Inflicting scratches on a neck and arms constitutes physical abuse within the meaning of HRS § 709-906.
State v. Cordero, 106 Hawai'i 381, 386 n.5, 105 P.3d 258, 263 n.5 (App. 2004). " Except as provided in section 702-212, a person is not guilty of an offense unless the person acted intentionally, knowingly, recklessly, or negligently, as the law specifies, with respect to each element of the offense. When the state of mind required to establish an element of an offense is not specified by the law, that element is established if, with respect thereto, a person acts intentionally, knowingly, or recklessly." HRS § 702-204 (1993). " [T]he mind of an alleged offender may be read from his acts, conduct and inferences fairly drawn from all the circumstances." State v. Stocker, 90 Hawai'i 85, 92, 976 P.2d 399, 406 (1999) (citations and block formatting omitted).

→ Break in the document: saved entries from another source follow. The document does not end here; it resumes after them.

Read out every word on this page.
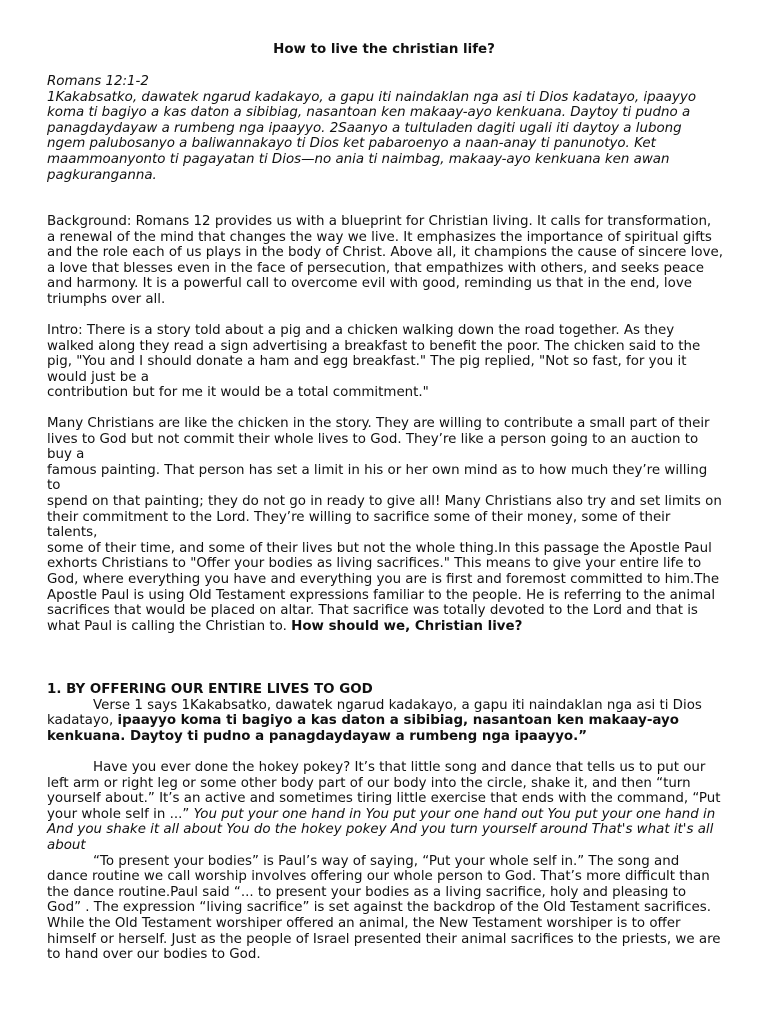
How to live the christian life?

Romans 12:1-2

1Kakabsatko, dawatek ngarud kadakayo, a gapu iti naindaklan nga asi ti Dios kadatayo, ipaayyo koma ti bagiyo a kas daton a sibibiag, nasantoan ken makaay-ayo kenkuana. Daytoy ti pudno a panagdaydayaw a rumbeng nga ipaayyo. 2Saanyo a tultuladen dagiti ugali iti daytoy a lubong ngem palubosanyo a baliwannakayo ti Dios ket pabaroenyo a naan-anay ti panunotyo. Ket maammoanyonto ti pagayatan ti Dios—no ania ti naimbag, makaay-ayo kenkuana ken awan pagkuranganna.

Background: Romans 12 provides us with a blueprint for Christian living. It calls for transformation, a renewal of the mind that changes the way we live. It emphasizes the importance of spiritual gifts and the role each of us plays in the body of Christ. Above all, it champions the cause of sincere love, a love that blesses even in the face of persecution, that empathizes with others, and seeks peace and harmony. It is a powerful call to overcome evil with good, reminding us that in the end, love triumphs over all.

Intro: There is a story told about a pig and a chicken walking down the road together. As they walked along they read a sign advertising a breakfast to benefit the poor. The chicken said to the pig, "You and I should donate a ham and egg breakfast." The pig replied, "Not so fast, for you it would just be a

contribution but for me it would be a total commitment."

Many Christians are like the chicken in the story. They are willing to contribute a small part of their lives to God but not commit their whole lives to God. They’re like a person going to an auction to buy a
famous painting. That person has set a limit in his or her own mind as to how much they’re willing to
spend on that painting; they do not go in ready to give all! Many Christians also try and set limits on
their commitment to the Lord. They’re willing to sacrifice some of their money, some of their talents,
some of their time, and some of their lives but not the whole thing.In this passage the Apostle Paul exhorts Christians to "Offer your bodies as living sacrifices." This means to give your entire life to God, where everything you have and everything you are is first and foremost committed to him.The Apostle Paul is using Old Testament expressions familiar to the people. He is referring to the animal sacrifices that would be placed on altar. That sacrifice was totally devoted to the Lord and that is what Paul is calling the Christian to. How should we, Christian live?

1. BY OFFERING OUR ENTIRE LIVES TO GOD

Verse 1 says 1Kakabsatko, dawatek ngarud kadakayo, a gapu iti naindaklan nga asi ti Dios kadatayo, ipaayyo koma ti bagiyo a kas daton a sibibiag, nasantoan ken makaay-ayo kenkuana. Daytoy ti pudno a panagdaydayaw a rumbeng nga ipaayyo.”

Have you ever done the hokey pokey? It’s that little song and dance that tells us to put our left arm or right leg or some other body part of our body into the circle, shake it, and then “turn yourself about.” It’s an active and sometimes tiring little exercise that ends with the command, “Put your whole self in ...” You put your one hand in You put your one hand out You put your one hand in And you shake it all about You do the hokey pokey And you turn yourself around That's what it's all about

“To present your bodies” is Paul’s way of saying, “Put your whole self in.” The song and dance routine we call worship involves offering our whole person to God. That’s more difficult than the dance routine.Paul said “... to present your bodies as a living sacrifice, holy and pleasing to God” . The expression “living sacrifice” is set against the backdrop of the Old Testament sacrifices. While the Old Testament worshiper offered an animal, the New Testament worshiper is to offer himself or herself. Just as the people of Israel presented their animal sacrifices to the priests, we are to hand over our bodies to God.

The prosecution presented the testimony of the complaining witness who testified as follows: Gilcrease had a child with the complaining witness. On the evening in question, Gilcrease became upset with the complaining witness when she would not show him her phone. When the complaining witness attempted to hide the phone in a different place, Gilcrease saw this and attempted to, and eventually did, remove it from her hands during a struggle for the phone. In the process, Gilcrease scratched the hands of the complaining witness as depicted in State's Exhibits 1 and 2. From the acts, conduct, and inferences fairly drawn from all the circumstances, Gilcrease did intentionally, knowingly, or recklessly scratch the complaining witness in an attempt to forcibly remove her phone from her hands. Therefore, there was sufficient evidence that Gilcrease acted with the requisite intent to commit Abuse of Family or Household Member.
HRS § 708-823(1) states:
§ 708-823 Criminal property damage in the fourth degree. (1) A person commits the offense of criminal property damage in the fourth degree if by means other than fire, the person intentionally or knowingly damages the property of another without the other's consent.
The complaining witness testified that, after Gilcrease took the complaining witness's phone, he exited her vehicle and kicked the car door to close it, causing a dent. Gilcrease appeared to be walking away. However, Gilcrease ran back to the vehicle, yelled at the complaining witness, hit her in the face, and punched the vehicle's compact disc (CD) player which broke it. From the acts, conduct, and inferences fairly drawn from all the circumstances, the evidence supported the conclusion that Gilcrease did intentionally or knowingly damage the complaining witness's car door and/or CD player. Therefore, there was sufficient evidence that Gilcrease acted with the requisite intent to commit Criminal Property Damage in the Fourth Degree.
IT IS HEREBY ORDERED that the Judgment Guilty Conviction and Sentence, entered on October 12, 2012 in the Family Court of the Third Circuit is affirmed.